Most people thought Emeka’s future was in baseball. The Seattle Mariners invited him to throw out their ceremonial first pitch in a 2012 game after Egbuka won the MLB Pitch, Hit & Run 7-8 year old division, competing at the national championship at the 2011 All-Star Game in Phoenix. He still has the picture he got with Felix Hernandez.
But that was about the time he started falling in love with football. After a standout freshman season at Steilacoom, he competed in a 7-on-7 competition in Las Vegas that spring and shortly afterward received a scholarship offer from Florida State.
“We all cried when he got that offer,” Henry said with a laugh.
He’s obviously received plenty other offers since.
But that first one validated their decision to let Egbuka play among all his friends at Steilacoom. Henry said they were considering sending him to a bigger school, thinking it would mean more exposure.
“But he really, really loves Steilacoom,” Rhonda said. “We had (high school) coaches asking us if we wanted to go here or there or wherever, which I’m not sure is legal, but he was not interested in that.
“He’s played Little League and youth football with all these kids and he wants to finish it out with all of them. What’s awesome to see is I know he loves that his boys are getting attention because of him, too, which they should.”
Egbuka and his mom flew to Columbus, Ohio, a few weeks ago to watch Ohio State play Wisconsin, and Rhonda asked what her son was thinking of the experience, how he felt about the school and the atmosphere.
“And we were going over some of the different schools and he said, ‘One thing about leaving is I’m going to miss my siblings (younger brother Keanan and younger sister Eva),’” Rhonda said. “That just made me cry.
“But I don’t want that to force his decision.
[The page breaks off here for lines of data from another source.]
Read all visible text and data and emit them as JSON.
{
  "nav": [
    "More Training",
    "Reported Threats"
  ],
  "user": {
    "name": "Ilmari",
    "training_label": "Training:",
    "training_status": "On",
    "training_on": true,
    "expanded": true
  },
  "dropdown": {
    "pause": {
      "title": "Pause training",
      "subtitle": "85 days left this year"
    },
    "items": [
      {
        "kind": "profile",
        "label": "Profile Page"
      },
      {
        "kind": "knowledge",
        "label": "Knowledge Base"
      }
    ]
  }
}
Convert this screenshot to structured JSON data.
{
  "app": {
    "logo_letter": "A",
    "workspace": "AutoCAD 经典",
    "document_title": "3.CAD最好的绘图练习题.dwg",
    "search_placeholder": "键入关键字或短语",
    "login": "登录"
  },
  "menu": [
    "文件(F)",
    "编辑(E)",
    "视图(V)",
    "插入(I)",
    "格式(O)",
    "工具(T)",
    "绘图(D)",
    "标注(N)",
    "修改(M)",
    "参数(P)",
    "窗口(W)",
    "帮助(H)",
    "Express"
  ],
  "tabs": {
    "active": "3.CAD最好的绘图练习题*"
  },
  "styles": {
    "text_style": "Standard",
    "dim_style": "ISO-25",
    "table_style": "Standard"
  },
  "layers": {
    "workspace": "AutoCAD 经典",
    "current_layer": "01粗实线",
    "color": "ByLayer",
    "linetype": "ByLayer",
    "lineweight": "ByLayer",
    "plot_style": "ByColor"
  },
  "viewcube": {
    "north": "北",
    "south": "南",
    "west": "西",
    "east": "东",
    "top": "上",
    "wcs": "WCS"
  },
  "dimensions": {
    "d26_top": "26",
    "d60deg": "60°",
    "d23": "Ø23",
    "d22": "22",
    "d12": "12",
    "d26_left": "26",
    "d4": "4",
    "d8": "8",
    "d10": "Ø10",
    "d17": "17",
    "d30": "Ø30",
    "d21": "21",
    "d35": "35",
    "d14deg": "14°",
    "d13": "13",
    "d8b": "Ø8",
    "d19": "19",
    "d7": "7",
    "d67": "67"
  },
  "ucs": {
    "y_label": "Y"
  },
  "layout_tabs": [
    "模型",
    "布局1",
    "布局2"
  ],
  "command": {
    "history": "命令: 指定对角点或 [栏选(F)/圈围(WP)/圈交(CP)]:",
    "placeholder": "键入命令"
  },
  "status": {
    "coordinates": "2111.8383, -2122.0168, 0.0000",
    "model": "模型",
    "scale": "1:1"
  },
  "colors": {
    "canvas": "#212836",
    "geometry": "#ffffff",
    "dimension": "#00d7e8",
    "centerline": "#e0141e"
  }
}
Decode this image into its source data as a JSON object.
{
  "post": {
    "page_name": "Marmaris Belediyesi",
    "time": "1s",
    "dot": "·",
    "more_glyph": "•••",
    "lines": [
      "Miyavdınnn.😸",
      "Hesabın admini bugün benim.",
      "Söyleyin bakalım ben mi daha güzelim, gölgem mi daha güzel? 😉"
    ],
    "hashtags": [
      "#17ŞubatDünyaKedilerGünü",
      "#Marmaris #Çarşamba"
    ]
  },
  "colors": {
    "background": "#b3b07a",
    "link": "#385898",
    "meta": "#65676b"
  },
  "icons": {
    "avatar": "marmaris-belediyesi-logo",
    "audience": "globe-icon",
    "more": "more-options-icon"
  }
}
We’ll come to all the games we can, wherever he is. We’ll figure it out. We’ll set up Facetimes, we’ll fly him back. Whatever. He shouldn’t stay here for that reason alone. But he told me if that’s the case, then he wants to go somewhere that feels like family.”
Somewhere, maybe, that feels like Steilacoom.
As a junior he’s caught 49 passes for 1,141 yards and 16 touchdowns, despite constant double coverage. But he’s also been electric as a kick and punt returner and he has five interceptions thanks to what Davies said are the greatest ball skills he’s ever witnessed.
“I am nowhere near where I want to be,” Egbuka said. “I have a vision, and that’s to be the greatest to ever play football. Right now I’m not even close.
“And even when I do make it to the league, I’m not going to feel like I’ve made it because I don’t want to just make it. I want to make an impact and leave a legacy.”